Maternal liquorice consumption in pregnancy has been used as a novel marker of fetal cortisol exposure, since liquorice contains a natural 11β-HSD2 inhibitor (glycyrrhizin). Children whose mothers had high liquorice intake during pregnancy, compared with those with none, had greater and brisker salivary cortisol production on waking.³ Long term population cohort studies have demonstrated that those with lower birth weights have higher cortisol concentrations, as well as enhanced cortisol production to stimulus, in early and late adulthood. This again suggests a lifelong alteration to the axis.

It is intuitive to endocrinologists that dysregulation of the HPA axis results in hypertension, obesity, insulin resistance and cardiovascular disease, as this is typical of Cushing’s syndrome. We have already demonstrated the principle that greater fasting cortisol in humans is associated with a variety of adverse metabolic features, including hypertension, hyperglycaemia and dyslipidaemia.⁴ Furthermore, in cohort and cross-over studies, we have linked these adverse features with both low birthweight and HPA axis activation.⁵ Children whose mothers were treated with glucocorticoids during pregnancy have higher blood pressure and insulin resistance in adolescence and early adulthood.^6,7

 

OVERCOMING CHALLENGES IN ANALYSIS

One of the key limitations in this field results from the challenges of measuring cortisol exposure in pregnancy, with many factors, such as time of sample collection and several maternal characteristics, leading to large variations in measurements of cortisol in blood during pregnancy.⁸ One potential way to overcome this is through measurement of cortisol in hair, with 1cm of hair representing a month of cortisol exposure. We measured cortisol in maternal hair samples collected at the time of birth, representing cortisol exposure in the last three months of pregnancy.⁹ The newborn babies underwent brain scans using magnetic resonance imaging (MRI) to examine the structure and connections of the amygdala, the part of the brain that processes emotions. We found that being exposed to higher cortisol levels in the womb affected babies in different ways based on their sex: boys showed alterations in the fine structure of their amygdala, while girls displayed changes in the way that that brain region connected to other neural networks. Thus, cortisol exposure in the womb also appears important for offspring neurodevelopment.
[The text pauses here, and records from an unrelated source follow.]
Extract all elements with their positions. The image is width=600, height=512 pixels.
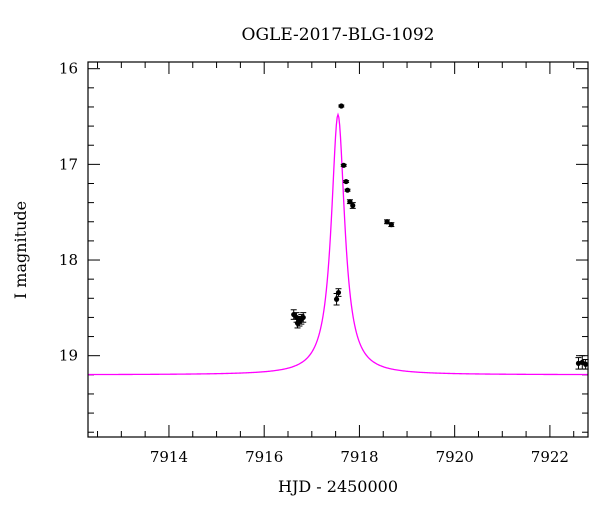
- tick-labels: 7914 7916 7918 7920 7922 16 17 18 19: [59, 60, 569, 466]
- y-tick-label: 17: [59, 155, 78, 173]
- point-marker: [335, 289, 342, 296]
- point-marker: [333, 296, 340, 302]
- x-tick-label: 7922: [531, 448, 569, 466]
- point-marker: [341, 162, 347, 168]
- axis-ticks: [88, 62, 588, 437]
- y-axis-label: I magnitude: [11, 201, 30, 299]
- x-axis-label: HJD - 2450000: [278, 477, 398, 496]
- chart-title: OGLE-2017-BLG-1092: [242, 25, 435, 45]
- data-point: [349, 202, 356, 209]
- data-point: [300, 312, 307, 323]
- point-marker: [338, 103, 344, 109]
- y-tick-label: 18: [59, 251, 78, 269]
- data-point: [388, 222, 395, 228]
- data-point: [338, 103, 345, 109]
- x-tick-label: 7914: [150, 448, 188, 466]
- model-curve: [88, 112, 588, 376]
- x-tick-label: 7916: [245, 448, 283, 466]
- point-marker: [343, 178, 349, 185]
- plot-area: [88, 103, 589, 376]
- point-marker: [384, 219, 390, 225]
- data-point: [340, 162, 347, 168]
- point-marker: [300, 314, 306, 321]
- point-marker: [583, 361, 589, 367]
- data-point: [344, 187, 351, 193]
- point-marker: [350, 202, 356, 209]
- y-tick-label: 19: [59, 347, 78, 365]
- point-marker: [388, 222, 394, 228]
- point-marker: [344, 187, 351, 193]
- plot-frame: [87, 61, 589, 438]
- data-point: [343, 178, 350, 185]
- x-tick-label: 7918: [340, 448, 378, 466]
- data-point: [335, 288, 342, 297]
- y-tick-label: 16: [59, 60, 78, 78]
- x-tick-label: 7920: [436, 448, 474, 466]
- data-points: [290, 103, 589, 370]
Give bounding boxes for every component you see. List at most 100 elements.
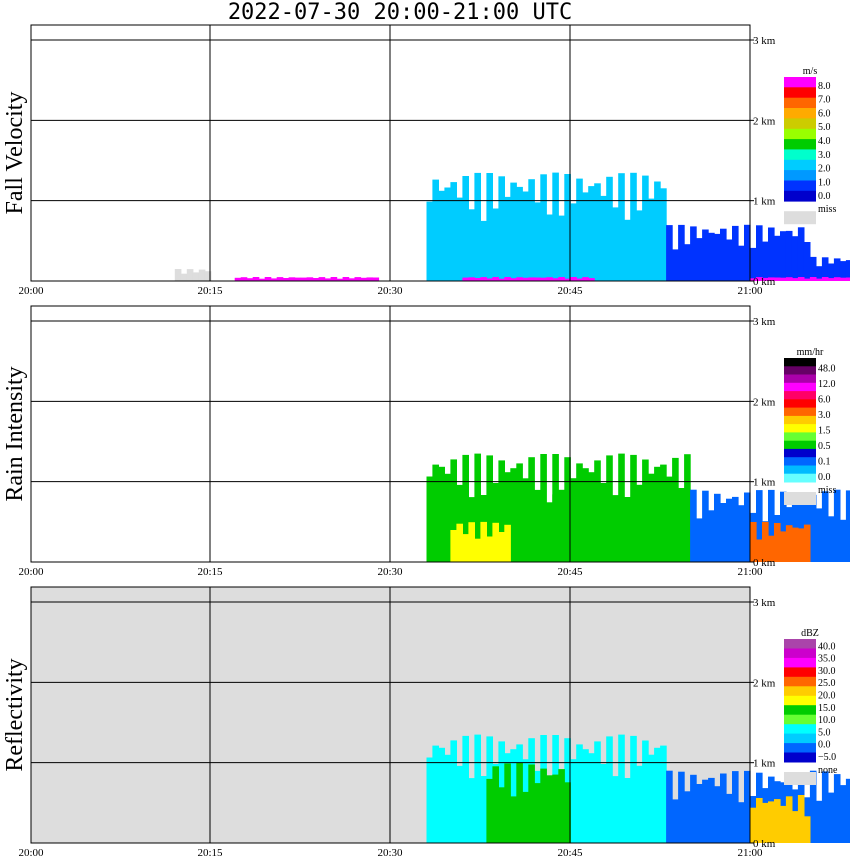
data-cell xyxy=(462,534,469,562)
data-cell xyxy=(606,736,613,843)
data-cell xyxy=(762,802,769,843)
data-cell xyxy=(750,247,757,281)
data-cell xyxy=(534,277,541,281)
colorbar-label: 0.1 xyxy=(818,457,831,468)
data-cell xyxy=(348,278,356,281)
data-cell xyxy=(827,278,835,281)
data-cell xyxy=(426,476,434,562)
data-cell xyxy=(618,173,625,281)
data-cell xyxy=(612,495,619,562)
data-cell xyxy=(780,277,787,281)
data-cell xyxy=(522,277,529,281)
data-cell-group xyxy=(486,762,571,843)
data-cell xyxy=(456,197,463,281)
data-cell xyxy=(600,764,607,843)
data-cell xyxy=(486,455,493,562)
data-cell xyxy=(534,783,541,843)
data-cell xyxy=(552,278,559,281)
data-cell xyxy=(762,521,769,562)
colorbar-label: 5.0 xyxy=(818,122,831,133)
data-cell xyxy=(756,798,763,843)
data-cell xyxy=(845,277,850,281)
data-cell xyxy=(839,261,847,281)
data-cell xyxy=(444,187,451,281)
data-cell xyxy=(510,278,517,281)
data-cell xyxy=(570,203,577,281)
data-cell xyxy=(528,764,535,843)
data-cell xyxy=(708,232,715,281)
data-cell xyxy=(803,242,811,281)
data-cell xyxy=(474,172,481,281)
colorbar-swatch xyxy=(784,648,816,659)
data-cell xyxy=(546,775,553,843)
data-cell xyxy=(648,754,655,843)
data-cell xyxy=(246,278,254,281)
x-tick-label: 20:30 xyxy=(377,566,403,578)
data-cell xyxy=(756,490,763,562)
data-cell xyxy=(648,473,655,562)
colorbar-label: 0.0 xyxy=(818,191,831,202)
colorbar-unit: dBZ xyxy=(801,628,819,639)
data-cell xyxy=(756,225,763,281)
data-cell xyxy=(797,528,805,562)
data-cell xyxy=(492,766,499,843)
data-cell xyxy=(768,535,775,562)
data-cell xyxy=(474,538,481,562)
data-cell xyxy=(528,457,535,562)
colorbar-swatch xyxy=(784,457,816,466)
data-cell xyxy=(180,273,188,281)
chart-title: 2022-07-30 20:00-21:00 UTC xyxy=(227,0,573,25)
y-tick-label: 1 km xyxy=(753,477,776,489)
data-cell xyxy=(594,183,601,281)
data-cell xyxy=(318,277,326,281)
data-cell xyxy=(582,277,589,281)
x-tick-label: 20:45 xyxy=(557,285,583,297)
data-cell xyxy=(827,516,835,562)
data-cell-group xyxy=(426,172,667,281)
colorbar-swatch xyxy=(784,695,816,706)
data-cell xyxy=(540,277,547,281)
data-cell xyxy=(809,494,817,562)
colorbar-swatch xyxy=(784,440,816,450)
data-cell xyxy=(474,734,481,843)
data-cell xyxy=(510,749,517,843)
data-cell xyxy=(815,266,823,281)
data-cell xyxy=(780,231,787,281)
colorbar-swatch xyxy=(784,639,816,649)
data-cell xyxy=(738,505,745,562)
data-cell xyxy=(708,510,715,562)
data-cell xyxy=(821,277,829,281)
y-tick-label: 2 km xyxy=(753,677,776,689)
data-cell xyxy=(564,782,571,843)
data-cell xyxy=(672,249,679,281)
data-cell xyxy=(534,489,541,562)
data-cell xyxy=(809,277,817,281)
x-tick-label: 20:15 xyxy=(197,847,223,859)
data-cell xyxy=(258,278,266,281)
data-cell xyxy=(702,779,709,843)
colorbar-swatch xyxy=(784,97,816,109)
data-cell-group xyxy=(174,269,212,281)
x-tick-label: 20:30 xyxy=(377,847,403,859)
data-cell xyxy=(594,741,601,843)
data-cell xyxy=(252,277,260,281)
data-cell xyxy=(450,182,457,281)
data-cell xyxy=(768,801,775,843)
data-cell xyxy=(276,277,284,281)
y-tick-label: 0 km xyxy=(753,838,776,850)
data-cell xyxy=(738,245,745,281)
data-cell xyxy=(618,453,625,562)
data-cell xyxy=(714,493,721,562)
data-cell xyxy=(660,745,667,843)
data-cell xyxy=(492,483,499,562)
data-cell xyxy=(606,455,613,562)
data-cell xyxy=(504,763,511,843)
colorbar-swatch xyxy=(784,149,816,161)
data-cell xyxy=(474,453,481,562)
colorbar-swatch xyxy=(784,424,816,433)
data-cell xyxy=(516,277,523,281)
data-cell xyxy=(564,278,571,281)
colorbar-label: 25.0 xyxy=(818,678,836,689)
data-cell xyxy=(432,464,439,562)
data-cell xyxy=(576,506,583,562)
A further limitation is the observational nature of the available data, and the challenge of demonstrating a causative role for glucocorticoids in human studies. The Early Growth Genetics (EGG) Consortium has made major advances using advanced statistical methods (Mendelian randomisation) to demonstrate how maternal and fetal genetic effects may explain some of the observed associations between size at birth and adult diseases, including hypertension and type 2 diabetes. The knowledge that morning cortisol is genetically determined¹⁰ paves the way for further exploration of the ‘glucocorticoid hypothesis’.

 

KERRI DEVINE and REBECCA M REYNOLDS

Clinical Research Fellow and Professor of Metabolic Medicine, Centre for Cardiovascular Science, Queen’s Medical Research Institute, Edinburgh

 

References

Barker DJ et al. 1993 Lancet 341 938–941.

Edwards CR et al. 1993 Lancet 341 355–357.

Räikkönen K et al. 2010 Psychoneuroendocrinology 35 1587–1593.

Reynolds RM et al. 2010 Journal of Clinical Endocrinology & Metabolism 95 1602–1608.

Reynolds RM et al. 2001 Journal of Clinical Endocrinology & Metabolism 86 245–250.

Doyle LW et al. 2000 Clinical Science 98 137–142.

Dalziel SR et al. 2005 Lancet 365 1856–1862.

Bleker LS et al. 2017 Psychoneuroendocrinology 83 172–181.

Stoye DQ et al. 2020 Elife 9 e60729.

Crawford AA et al. 2019 European Journal of Endocrinology 181 429–438.